Casamento é um momento de muita alegria para os noivos e estes não se casam pensando em separar. Contudo, é necessário dar mais atenção a parte burocrática do ato legal que envolve o vínculo do casal.
A escolha do regime de bens serve não só para regulamentar a gestão dos bens durante o casamento, mas também depois da sua dissolução, tanto pela separação de fato ou divórcio, quanto pela morte de um dos cônjuges. É de extrema importância decidir qual será o regime de bens que será adotado e de forma objetiva.
Caso o casal não especifique o regime, prevalecerá o regime de comunhão parcial de bens, por meio desse regime, caso se divorciem, cada um recebe metade de todo patrimônio que foi construído em conjunto pelo casal, durante o período em que estiveram juntos.
Para optar por outro tipo de regime de bens, o casal deverá realizar uma escritura pública, chamada Pacto Antenupcial, feita em Cartório de Notas, especificando o regime que prevalecerá ao longo do casamento.
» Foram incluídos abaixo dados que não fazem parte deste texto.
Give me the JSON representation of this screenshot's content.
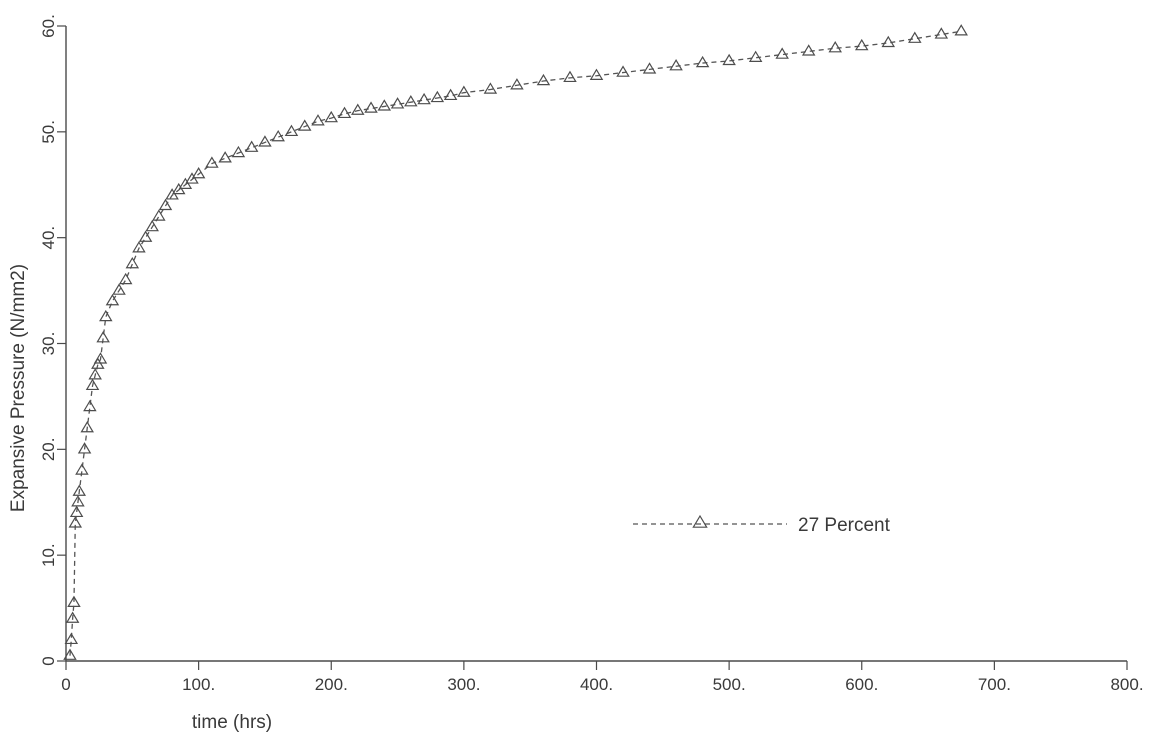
{
  "chart_data": {
    "type": "scatter",
    "xlabel": "time (hrs)",
    "ylabel": "Expansive Pressure (N/mm2)",
    "xlim": [
      0,
      800
    ],
    "ylim": [
      0,
      60
    ],
    "xticks": [
      "0",
      "100.",
      "200.",
      "300.",
      "400.",
      "500.",
      "600.",
      "700.",
      "800."
    ],
    "xtick_values": [
      0,
      100,
      200,
      300,
      400,
      500,
      600,
      700,
      800
    ],
    "yticks": [
      "0",
      "10.",
      "20.",
      "30.",
      "40.",
      "50.",
      "60."
    ],
    "ytick_values": [
      0,
      10,
      20,
      30,
      40,
      50,
      60
    ],
    "grid": false,
    "legend_position": "center-right",
    "series": [
      {
        "name": "27 Percent",
        "line_style": "dashed",
        "marker": "triangle",
        "color": "#4d4d4d",
        "x": [
          3,
          4,
          5,
          6,
          7,
          8,
          9,
          10,
          12,
          14,
          16,
          18,
          20,
          22,
          24,
          26,
          28,
          30,
          35,
          40,
          45,
          50,
          55,
          60,
          65,
          70,
          75,
          80,
          85,
          90,
          95,
          100,
          110,
          120,
          130,
          140,
          150,
          160,
          170,
          180,
          190,
          200,
          210,
          220,
          230,
          240,
          250,
          260,
          270,
          280,
          290,
          300,
          320,
          340,
          360,
          380,
          400,
          420,
          440,
          460,
          480,
          500,
          520,
          540,
          560,
          580,
          600,
          620,
          640,
          660,
          675
        ],
        "y": [
          0.5,
          2,
          4,
          5.5,
          13,
          14,
          15,
          16,
          18,
          20,
          22,
          24,
          26,
          27,
          28,
          28.5,
          30.5,
          32.5,
          34,
          35,
          36,
          37.5,
          39,
          40,
          41,
          42,
          43,
          44,
          44.5,
          45,
          45.5,
          46,
          47,
          47.5,
          48,
          48.5,
          49,
          49.5,
          50,
          50.5,
          51,
          51.3,
          51.7,
          52,
          52.2,
          52.4,
          52.6,
          52.8,
          53,
          53.2,
          53.4,
          53.7,
          54,
          54.4,
          54.8,
          55.1,
          55.3,
          55.6,
          55.9,
          56.2,
          56.5,
          56.7,
          57,
          57.3,
          57.6,
          57.9,
          58.1,
          58.4,
          58.8,
          59.2,
          59.5
        ]
      }
    ],
    "legend": {
      "label": "27 Percent"
    }
  }
}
Além do regime de Comunhão Parcial de bens, existem outros regimes, como o Regime de Comunhão Total de Bens, no qual cada um recebe metade de todo o patrimônio do outro, mesmo que os bens tenham sido conquistados antes do casamento.
Outra opção também é o Regime de Participação Final nos Aquestos, também chamado de Regime Misto, pois o casal poderá combinar mais de um regime, para tanto, ambos precisam ter determinado as regras de partilha antes da união.
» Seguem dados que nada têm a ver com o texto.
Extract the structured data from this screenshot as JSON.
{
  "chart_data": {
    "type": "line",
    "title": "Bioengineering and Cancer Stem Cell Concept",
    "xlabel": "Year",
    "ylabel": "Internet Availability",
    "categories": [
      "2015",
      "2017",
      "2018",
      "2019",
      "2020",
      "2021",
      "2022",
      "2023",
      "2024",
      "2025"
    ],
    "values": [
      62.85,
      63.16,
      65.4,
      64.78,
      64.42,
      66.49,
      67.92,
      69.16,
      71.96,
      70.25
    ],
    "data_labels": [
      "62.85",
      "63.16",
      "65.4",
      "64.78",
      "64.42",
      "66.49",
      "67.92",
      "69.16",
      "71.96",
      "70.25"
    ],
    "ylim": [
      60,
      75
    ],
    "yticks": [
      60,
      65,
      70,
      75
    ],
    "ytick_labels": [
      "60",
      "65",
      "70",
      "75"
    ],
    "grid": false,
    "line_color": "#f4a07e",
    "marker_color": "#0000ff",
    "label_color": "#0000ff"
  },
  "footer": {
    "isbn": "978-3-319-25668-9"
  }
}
Existe ainda, o Regime de Separação Total de bens, neste, cada parceiro permanece com o patrimônio que está exclusivamente no seu nome.
Importante lembrar também, que a separação de bens será obrigatória por lei:
- Quando um dos noivos (ou os dois) forem maiores de 70 anos;
- Quando o casamento é realizado por pessoas que, na realidade, não poderiam se casar, como:
- a) o viúvo ou a viúva que tiver filho do cônjuge falecido, enquanto não fizer o inventário dos bens do casal e der partilha aos herdeiros;
- b)a viúva, ou a mulher cujo casamento se desfez por ser nulo ou ter sido anulado, até dez meses depois do começo da viuvez, ou da dissolução da sociedade conjugal;
- c)o divorciado, enquanto não tiver sido homologada ou decidida a partilha dos bens do ex-casal;
- d) o tutor ou o curador e os seus descendentes, ascendentes, irmãos, cunhados ou sobrinhos, com a pessoa tutelada ou curatelada, enquanto não terminar a tutela ou curatela, e não estiverem saldadas as respectivas contas.
Todavia, é importante esclarecer que essas situações demonstradas acima podem ser afastadas, caso os noivos comprovem que podem optar por outro regime de bens sem causar prejuízos a outras pessoas.
- Quando o casal precisar de suprimento judicial para poder casar:
Este tipo de situação ocorre quando a pessoa menor de idade pretende se casar, mas não tem o consentimento de um ou de ambos os pais, necessitando, portanto, de uma autorização judicial para realizar o casamento. Se esta autorização judicial for concedida, o regime de bens será o da separação legal.